Now, why should we care about linear dependence? Because the inverse of a square matrix exists only if the columns are linearly independent. Since the vector of regression estimates b depends on \( \left( X \text{'} X \right)^{-1}\), the parameter estimates \(b_{0}\), \(b_{1}\), and so on cannot be uniquely determined if some of the columns of X are linearly dependent! That is, if the columns of your X matrix — that is, two or more of your predictor variables — are linearly dependent (or nearly so), you will run into trouble when trying to estimate the regression equation.

For example, suppose for some strange reason we multiplied the predictor variable soap by 2 in the dataset Soap Suds dataset.
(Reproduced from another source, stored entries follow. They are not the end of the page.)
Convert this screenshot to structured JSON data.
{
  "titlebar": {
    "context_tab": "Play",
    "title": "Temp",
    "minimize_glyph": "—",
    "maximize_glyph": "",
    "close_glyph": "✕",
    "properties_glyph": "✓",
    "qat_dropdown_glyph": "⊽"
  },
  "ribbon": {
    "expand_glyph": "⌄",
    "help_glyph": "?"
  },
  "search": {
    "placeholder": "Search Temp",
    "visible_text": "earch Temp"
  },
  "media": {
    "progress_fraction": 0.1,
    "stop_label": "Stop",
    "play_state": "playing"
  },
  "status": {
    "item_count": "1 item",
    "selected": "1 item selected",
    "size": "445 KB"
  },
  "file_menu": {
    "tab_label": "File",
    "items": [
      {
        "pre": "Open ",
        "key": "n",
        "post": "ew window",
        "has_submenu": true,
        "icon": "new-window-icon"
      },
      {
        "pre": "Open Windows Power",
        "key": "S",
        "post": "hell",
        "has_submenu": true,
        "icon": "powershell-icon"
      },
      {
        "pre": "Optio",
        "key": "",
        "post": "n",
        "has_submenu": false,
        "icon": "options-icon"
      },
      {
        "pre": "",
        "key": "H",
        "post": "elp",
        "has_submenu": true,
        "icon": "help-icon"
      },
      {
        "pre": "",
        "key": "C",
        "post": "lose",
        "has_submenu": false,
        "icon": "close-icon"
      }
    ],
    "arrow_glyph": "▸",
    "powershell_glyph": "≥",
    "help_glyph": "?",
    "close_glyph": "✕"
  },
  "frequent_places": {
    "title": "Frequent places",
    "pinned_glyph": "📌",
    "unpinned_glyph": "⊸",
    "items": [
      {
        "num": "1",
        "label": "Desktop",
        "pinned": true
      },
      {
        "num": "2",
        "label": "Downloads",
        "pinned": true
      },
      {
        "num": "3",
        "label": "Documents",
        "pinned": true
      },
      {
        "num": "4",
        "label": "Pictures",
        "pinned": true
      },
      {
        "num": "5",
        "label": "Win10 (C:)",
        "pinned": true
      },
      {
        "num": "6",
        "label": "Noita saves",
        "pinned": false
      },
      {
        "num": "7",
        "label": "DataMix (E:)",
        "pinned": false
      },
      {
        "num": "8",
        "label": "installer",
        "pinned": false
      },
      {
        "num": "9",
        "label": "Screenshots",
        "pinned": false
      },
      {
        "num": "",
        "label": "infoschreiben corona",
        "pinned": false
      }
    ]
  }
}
That is, we'd have two predictor variables, say soap1 (which is the original soap) and soap2 (which is 2 × the original soap):

soap1 soap2 suds
4.0 8 33
4.5 9 42
5.0 10 45
5.5 11 51
6.0 12 53
6.5 13 61
7.0 14 62

If we tried to regress y = suds on \(x_{1}\) = soap1 and \(x_{2}\) = soap2, we see that Minitab spits out trouble:

  • soap2 is highly correlated with other X variables
  • soap2 has been removed from the equation

The regression equation is suds = -2.68 + 9.50 soap1

In short, the first moral of the story is "don't collect your data in such a way that the predictor variables are perfectly correlated." And, the second moral of the story is "if your software package reports an error message concerning high correlation among your predictor variables, then think about linear dependence and how to get rid of it."